The fat post master had proposed to undertake today an excursion to the island of Wassir, North of Wammar, as there would be, according to him, large numbers of big game and wild boars so that we should certainly achieve good results.
The post master’s message about the hunting opportunities on Wassir was confirmed by the captain of the English pearl fishing schooner. He had just come on board of „Elisabeth“ during the post master’s report to buy salt junk as the schooner had not possessed any tins for weeks as the Dutch were not willing to sell him any under any condition. This „war of tins“ had its origin in the ongoing jealousy between the Dutch and the British about the rights to fish for pearls in the waters of New Guinea and especially its Western coast.
But, aside from all the testimonials about the Wassir’s richness in game, the weather had to play along too — this key regulator of all human activity. The outlook for our expedition was not promising: Black clouds covered the sky and it poured down incessantly as if heaven had opened up all its sluices, when we pushed off from the ship at 6 o’clock. The rain became heavier and heavier so that we could from time to time barely perceive the islands of Wokam and Udjir which we passed at a distance of a few kilometers in a Northern direction.
My companions on this „grey journey“ were the post master who was wearing a dandy-like dress today, my gentlemen and from the staff Gratzl as well as Bourguignon.
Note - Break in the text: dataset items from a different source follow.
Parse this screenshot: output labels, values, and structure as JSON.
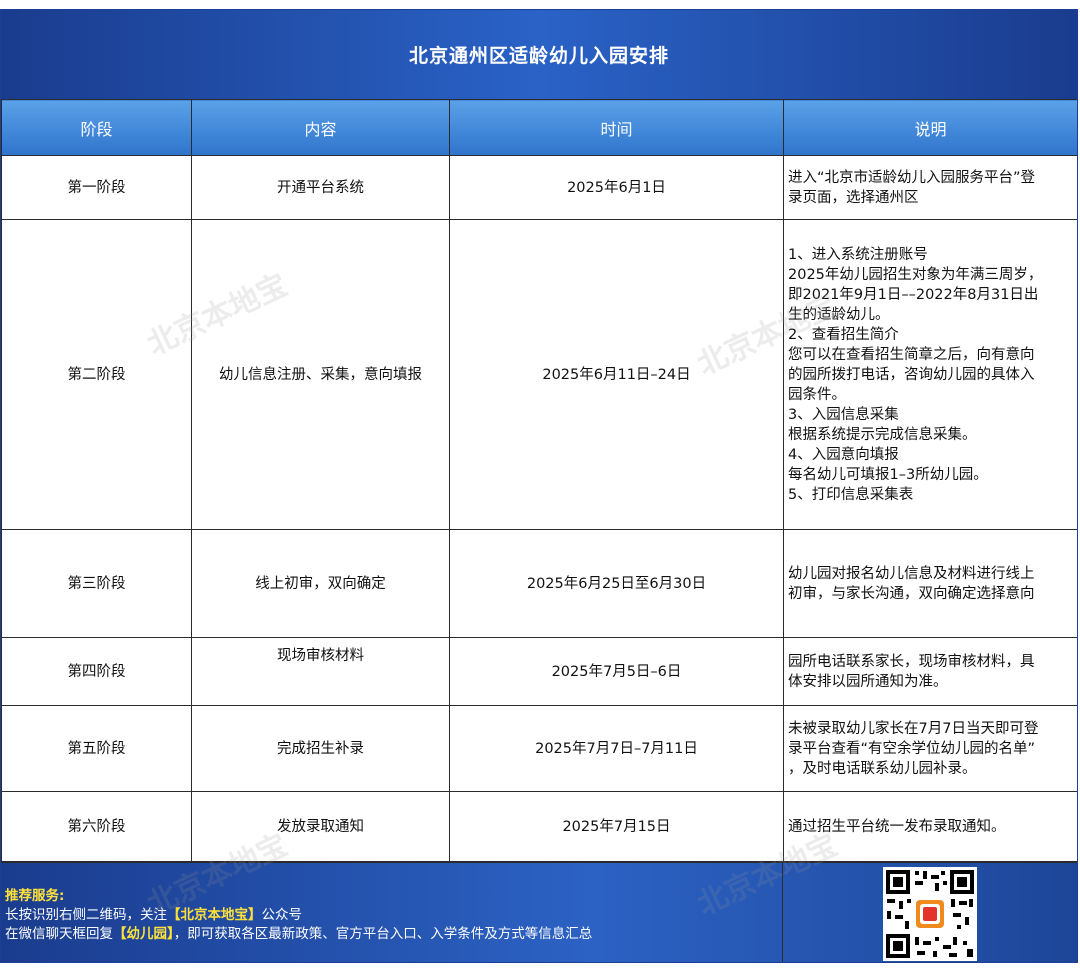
{
  "title": "北京通州区适龄幼儿入园安排",
  "headers": [
    "阶段",
    "内容",
    "时间",
    "说明"
  ],
  "rows": [
    {
      "stage": "第一阶段",
      "content": "开通平台系统",
      "time": "2025年6月1日",
      "desc": [
        "进入“北京市适龄幼儿入园服务平台”登",
        "录页面，选择通州区"
      ]
    },
    {
      "stage": "第二阶段",
      "content": "幼儿信息注册、采集，意向填报",
      "time": "2025年6月11日–24日",
      "desc": [
        "1、进入系统注册账号",
        "2025年幼儿园招生对象为年满三周岁，",
        "即2021年9月1日––2022年8月31日出",
        "生的适龄幼儿。",
        "2、查看招生简介",
        "您可以在查看招生简章之后，向有意向",
        "的园所拨打电话，咨询幼儿园的具体入",
        "园条件。",
        "3、入园信息采集",
        "根据系统提示完成信息采集。",
        "4、入园意向填报",
        "每名幼儿可填报1–3所幼儿园。",
        "5、打印信息采集表"
      ]
    },
    {
      "stage": "第三阶段",
      "content": "线上初审，双向确定",
      "time": "2025年6月25日至6月30日",
      "desc": [
        "幼儿园对报名幼儿信息及材料进行线上",
        "初审，与家长沟通，双向确定选择意向"
      ]
    },
    {
      "stage": "第四阶段",
      "content": "现场审核材料",
      "time": "2025年7月5日–6日",
      "desc": [
        "园所电话联系家长，现场审核材料，具",
        "体安排以园所通知为准。"
      ]
    },
    {
      "stage": "第五阶段",
      "content": "完成招生补录",
      "time": "2025年7月7日–7月11日",
      "desc": [
        "未被录取幼儿家长在7月7日当天即可登",
        "录平台查看“有空余学位幼儿园的名单”",
        "，及时电话联系幼儿园补录。"
      ]
    },
    {
      "stage": "第六阶段",
      "content": "发放录取通知",
      "time": "2025年7月15日",
      "desc": [
        "通过招生平台统一发布录取通知。"
      ]
    }
  ],
  "footer": {
    "title": "推荐服务:",
    "line1_pre": "长按识别右侧二维码，关注",
    "line1_hl": "【北京本地宝】",
    "line1_post": "公众号",
    "line2_pre": "在微信聊天框回复",
    "line2_hl": "【幼儿园】",
    "line2_post": "，即可获取各区最新政策、官方平台入口、入学条件及方式等信息汇总"
  },
  "watermark": "北京本地宝",
  "colors": {
    "header_dark": "#1a3c8e",
    "header_light": "#5aa1e8",
    "highlight": "#ffe03a"
  }
}
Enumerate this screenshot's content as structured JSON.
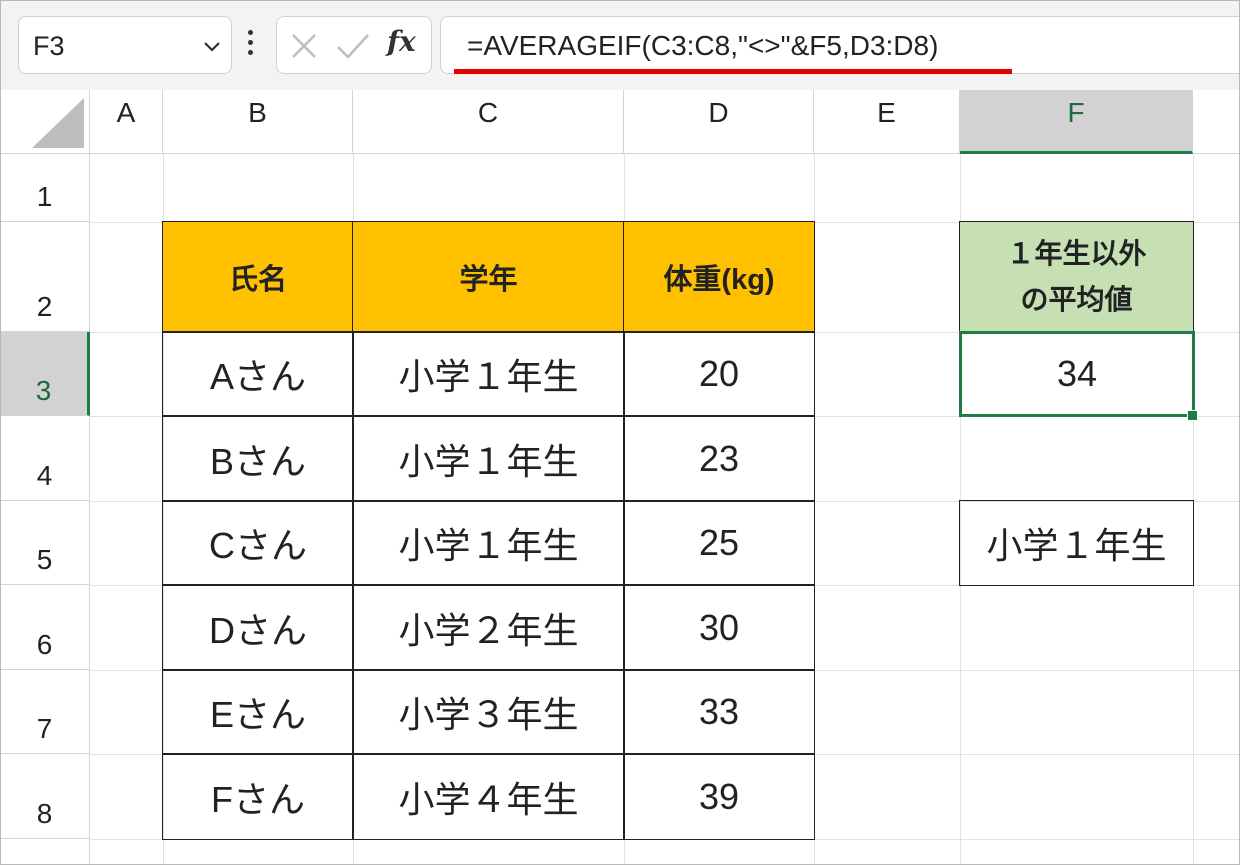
{
  "name_box": {
    "value": "F3"
  },
  "formula_bar": {
    "formula": "=AVERAGEIF(C3:C8,\"<>\"&F5,D3:D8)"
  },
  "colors": {
    "header_fill": "#ffc000",
    "label_fill": "#c6e0b4",
    "active_border": "#1e7d45",
    "underline": "#e60000"
  },
  "columns": [
    "A",
    "B",
    "C",
    "D",
    "E",
    "F"
  ],
  "rows": [
    "1",
    "2",
    "3",
    "4",
    "5",
    "6",
    "7",
    "8"
  ],
  "selected_column": "F",
  "selected_row": "3",
  "table": {
    "headers": [
      "氏名",
      "学年",
      "体重(kg)"
    ],
    "rows": [
      [
        "Aさん",
        "小学１年生",
        "20"
      ],
      [
        "Bさん",
        "小学１年生",
        "23"
      ],
      [
        "Cさん",
        "小学１年生",
        "25"
      ],
      [
        "Dさん",
        "小学２年生",
        "30"
      ],
      [
        "Eさん",
        "小学３年生",
        "33"
      ],
      [
        "Fさん",
        "小学４年生",
        "39"
      ]
    ]
  },
  "result": {
    "label_line1": "１年生以外",
    "label_line2": "の平均値",
    "value": "34",
    "criteria": "小学１年生"
  }
}
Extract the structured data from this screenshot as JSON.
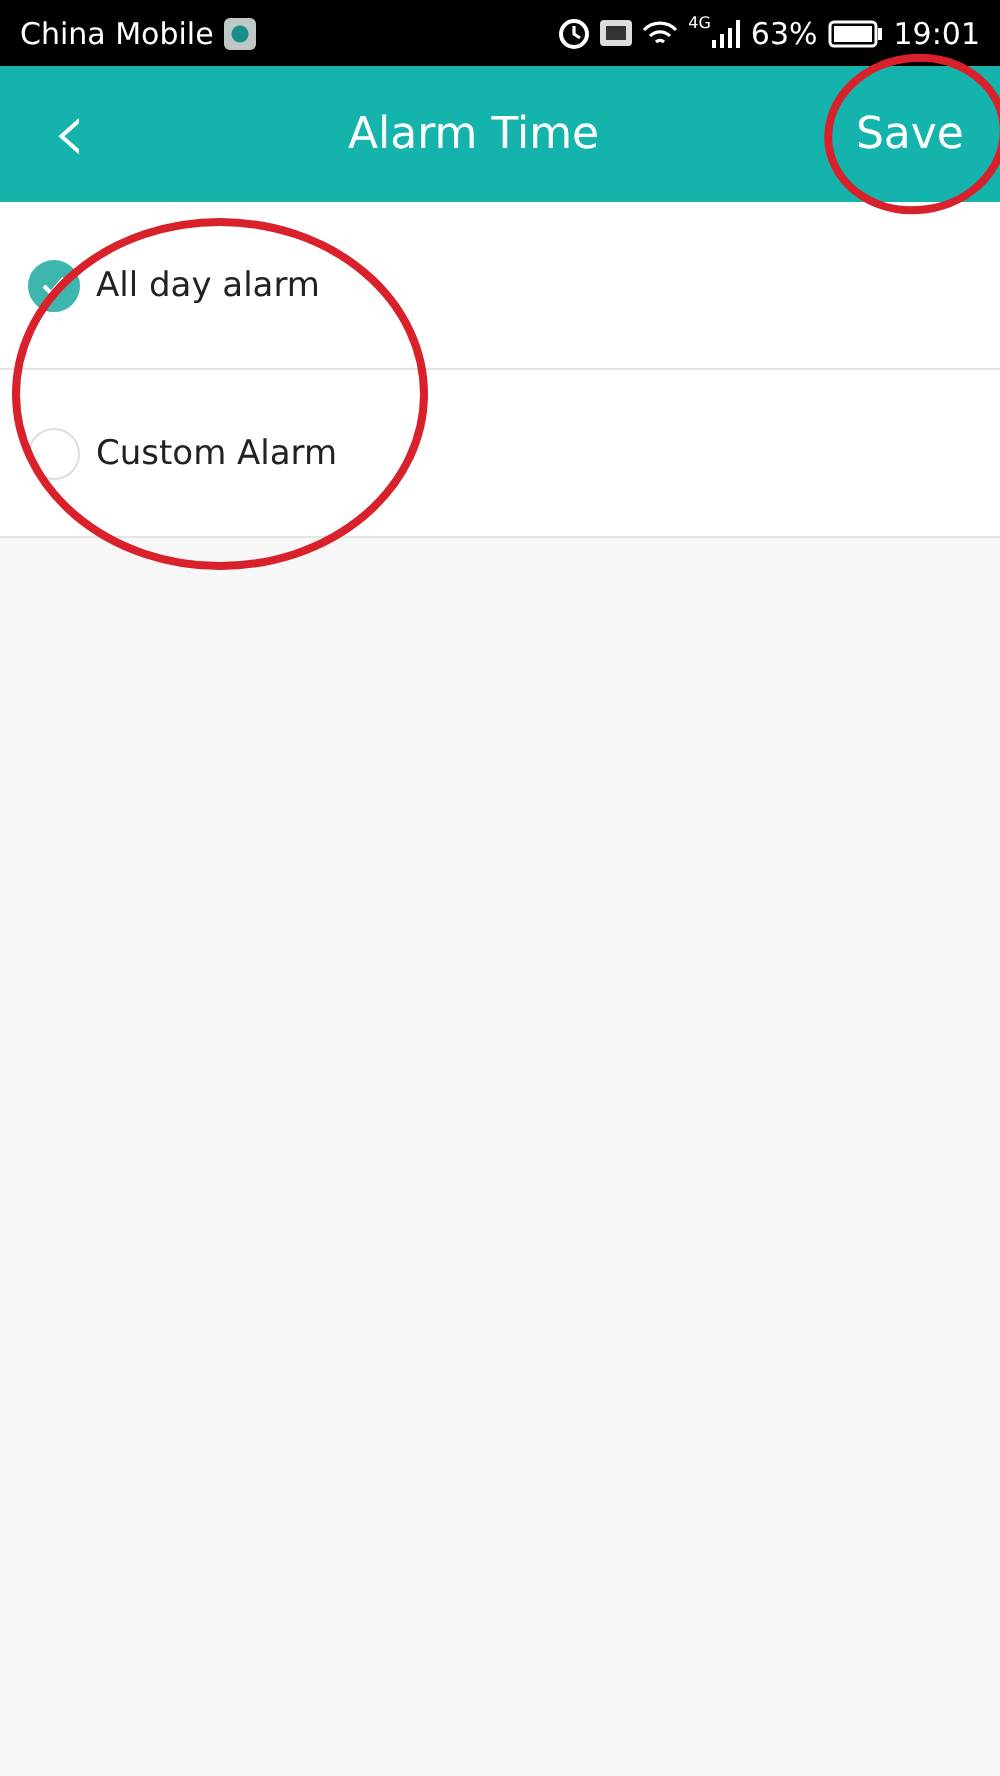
{
  "status_bar": {
    "carrier": "China Mobile",
    "network": "4G",
    "battery": "63%",
    "time": "19:01"
  },
  "header": {
    "back": "‹",
    "title": "Alarm Time",
    "action": "Save"
  },
  "options": [
    {
      "label": "All day alarm",
      "selected": true
    },
    {
      "label": "Custom Alarm",
      "selected": false
    }
  ],
  "annotations": [
    {
      "kind": "ellipse"
    },
    {
      "kind": "ellipse"
    }
  ]
}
Thanks to the speed of the barge our drive took only two hours and this time, landing was easy as the deep access channel reached up to the shore. Here there lay five praus whose passengers, inhabitants of the island of Wassir, would serve as our guides and drivers. The majority of them had Malay looks, the rest however were real Aruans who look similar to the Papuans but can still be distinguished from them: Their facial features were less pleasingly formed and have, if I am permitted to say, a more wild impression than the Papuans. The hair of the Papuans stands in bushels while the Aruans were their hair long and not brushed upwards into a crown. It hangs limply down in the manner of a mane or knotted into a bunch. As far as ornaments are concerned, there is little to be seen on these savages. Instead they carried beautiful weapons namely spears with iron points that had been originally traded and kris-like knives whose shafts are ornamented with tin or silver. Clothing is naturally limited to a loincloth.
I did not feel keen to involve myself into the ethnological problems of such a tiny group that still differed amongst itself and even scientists had found no consensus about the race of the Aruans. The main reason for this is the fact that the Aruans look to us as a mixed people which had received in earlier times even Portuguese blood but that did not have a positive effect on the race.
Despite the constant rain we decided to undertake a hunt as the game had been so colorfully described to us. Wassir showed a very different character than Wokam as everywhere there also were coraline lime between the rich humous layer but the swamps and swampy lower areas were completely missing. The vegetation was similar to that on Wokam but not as luxurious and dense. I hunted under the guidance of a Malay and followed by our fat post master who had to trot furiously today, three hours cross-country all over the island without ever seeing a single piece of game. Instead there was once a small dog that ran with us and barked next to me but as it turned out without reason for which he was ungently pushed with a spear by an angry Malay. I found some tracks and later the tooth of a boar — but that was all.
When we, tired from the long walk, met the other shooters at noon on the coast, they reported that with the exception of Clam who had seen three pieces of game flee nobody had seen anything that could be hunted. Bourguignon was not present and only arrived one and a half hours later as his guide had missed the direction and had led him for a long time in circles in the native manner we knew all too well.
In the mean time we had found cover from the constant pouring rain under an overhanging rock and on an open fire which we had ignited to prepare breakfast we dried our clothes as well as we could — an effort that had to be futile as our clothes were within minutes completely wet minutes after we departed to undertake another drive the natives had advised us to do.
The natives expected much from the newly beginning drive as they explained that they would drive across one half of the island and thus drive the game towards our positions. What we could not shoot from the positions, would be caught by the sea and captured by the crews of the praus. I could only laugh about the idea that the game would run into the sea while there was enough space left to flee into the other half of the island but the natives assured me repeatedly that often they had caught game in this manner successfully . Thus I let the matter run its course.
After a long consultation and never-ending shouting we were positioned in the forest and the drive started which was naturally set up so well that the drivers who constantly made a hellish noise finally re-appeared on two convenient clearings in a long line one after another.
I had again seen nothing this time, except for two brushturkeys, but next to me three shots were fired with which Clam had killed a very timid six antler points deer. Thus there was at least some gain and as a benefit game meat to improve the cooking on board. The deer was a specimen of the species we had met on Java (Rusa hippelaphus). Apart from this, there did not have been other game in the drive and also no animal had taken to the sea as I had predicted.
During the return drive the sky luckily cleared up a bit. After the rain had completely stopped, we loaded quite nice a collection of bird bodies and other objects that the post master had given me as a present on board of „Elisabeth“ and then immediately steamed away towards Amboina.
In Dobo the fever epidemic reached its high point up to now — the report listed 153 sick people!